Domestic violence can be attributed partially to the rigid gender roles our society forces us to adhere to. The majority of abusers are men, who as young boys are taught that “boys don’t cry,” “real men don’t show emotions,” etc. All of this leads boys and men to bottle their emotions, not showing them and keeping everything inside, to themselves. Because boys and young men are not taught how to properly express and deal with normal, human emotions (including anger) this can often manifest itself as violence. This is clearly demonstrated by the cycle of abuse in an intimate relationship, where at first, there is a “honeymoon” period, where everything is fine and dandy, the man will be kind, attentive, loving and constantly showering the woman with affection and often gifts. Then, tension will slowly build, with the woman usually walking on eggshells, doing everything the man tells her to because she is afraid of the repercussions if she doesn’t.  Eventually, the ticking time bomb that is the abuser will explode, usually into a bout of physical violence. After that, he will cycle back to the “honey moon phase” leading to the woman telling herself numerous mantras of “he didn’t mean it, he was just drunk,” “if I hadn’t left the house such a mess, he wouldn’t have been angry,” “he’s just having a tough time at work, things will get better soon.” As much as we all would like to believe that these things are true, they’re probably not. As time carries on, the violent episodes will become more frequent, and the honeymoon phases will become shorter.
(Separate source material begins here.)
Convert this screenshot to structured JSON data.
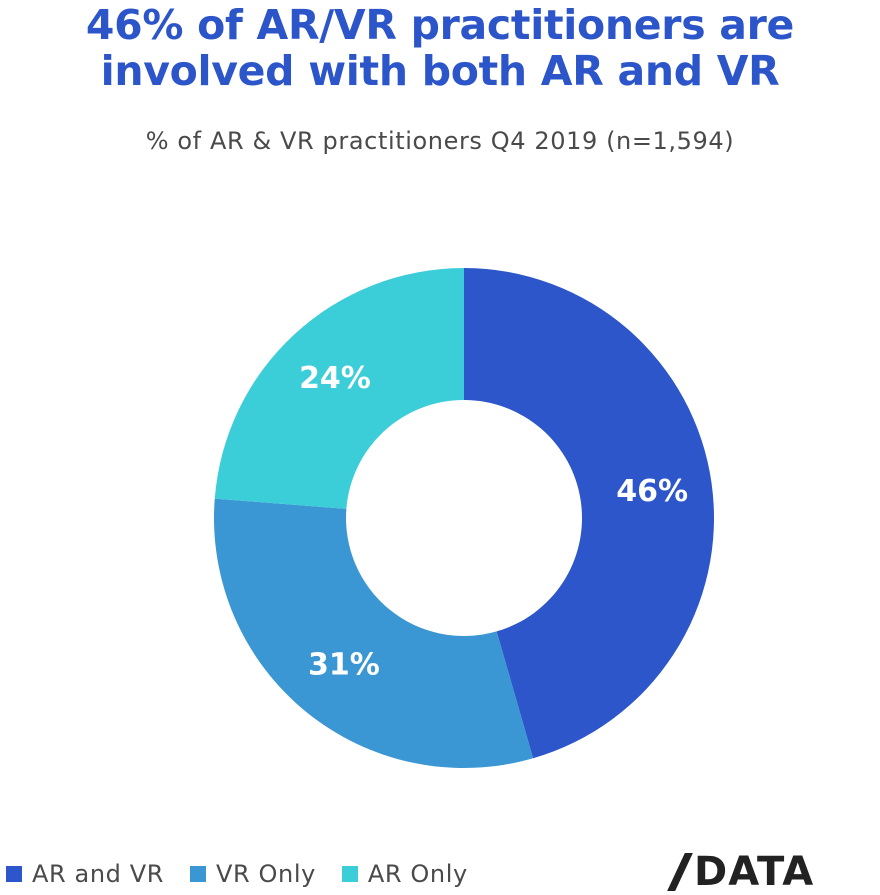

When the violence ends, it will probably end in one of three ways; she leaves, she kills him or he kills her. Not many of these outcomes have happy endings. 
Domestic violence is not funny, it’s not okay, and the people who make jokes about it are not funny, and they are not cool. I’m not okay with anyone hitting anyone else, and I’m not okay with people getting away with crimes that deserve harsher punishment. Clearly, the justice system and society have failed Chris Brown and it has probably failed other men who beat their partners too. So, I implore you; don’t buy Chris Brown’s record. Don’t watch his videos on youtube. Unfollow his twitter and unlike his Facebook. And if you know of a woman that is being abused, or have suspicions, say something. Don’t be an innocent bystander-call the police, call local shelters and hotlines for advice, and pass on the information to the victim. 
For more information you can visit http://www.transitionhouse.net, http://www.futureswithoutviolence.org/ , http://www.acws.ca/, or search “women’s shelter [name of your location]” in your favourite search engine. If you are trying to leave an abusive relationship, be sure to cover your tracks, by either clearing your history or using incognito features on your internet browser.